The box is yours. We just make the introductions.
Three things connect: your home box, your account, and your devices. Media moves directly between your devices and your box. SpicyRiceCakes is only ever the front desk.
A small server you run at home — your drives, your files. It hosts your library and is the only place your media lives.
Your identity on SpicyRiceCakes. It remembers which boxes are yours and points your apps to them. No media, ever.
Phone, laptop, TV. After a one-time link, each device connects straight to your box over an encrypted tunnel.
The connect flow
Connecting an app is a short-code handoff: you generate a one-time code from your account, then enter it in a SpicyRiceCakes app to link it.
- 1
Install and start your home box
The home stack comes up on your server and is ready to be claimed by exactly one account — yours.
- 2
Your box shows a short code
On its setup screen the box displays a short code (and a QR). The code is short-lived and rate-limited, so it can't be guessed.
- 3
Claim the code from your account
Signed in here, you type that code on the Link page.
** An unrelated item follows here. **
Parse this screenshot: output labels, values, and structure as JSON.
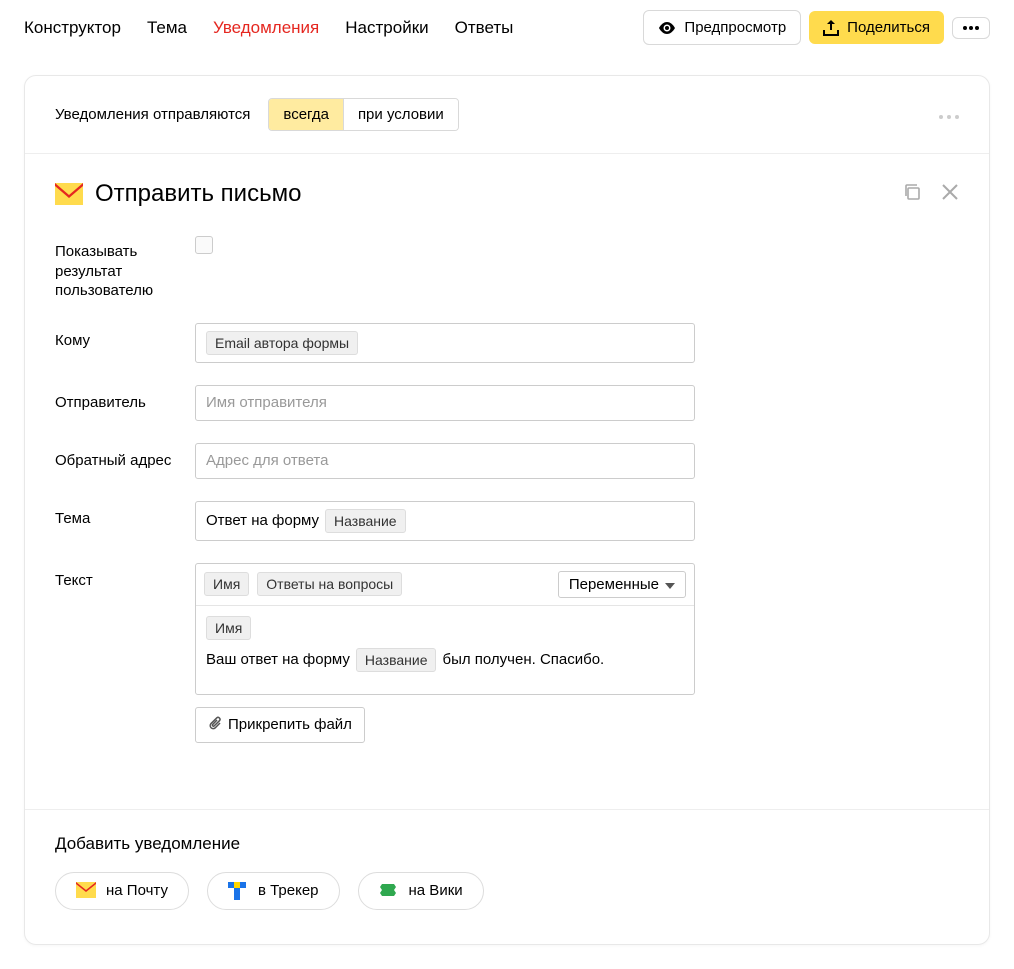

That tells SpicyRiceCakes this box belongs to you.
- 4
Your app connects directly
From then on your app finds the box and opens a direct, encrypted connection. Ownership is proven between your app and your box — not by us.
Where your data goes
Your media travels directly from your box to your device over a direct, encrypted connection. It never lands on our servers — not cached, not relayed, not stored.
To be precise and honest: a tiny amount of encrypted coordination signaling (helping two devices find each other) does pass through the switchboard. That’s the front desk’s job. Your actual media does not.
Fail closed, and tell you why
If a direct connection to your home can’t be established — some networks block it — playback stops with a clear reason instead of quietly routing your media through us. A mystery error would undermine the whole promise, so we don’t ship one.
Example
“This network blocks a direct connection to your home. Try another network, or watch on home Wi-Fi.”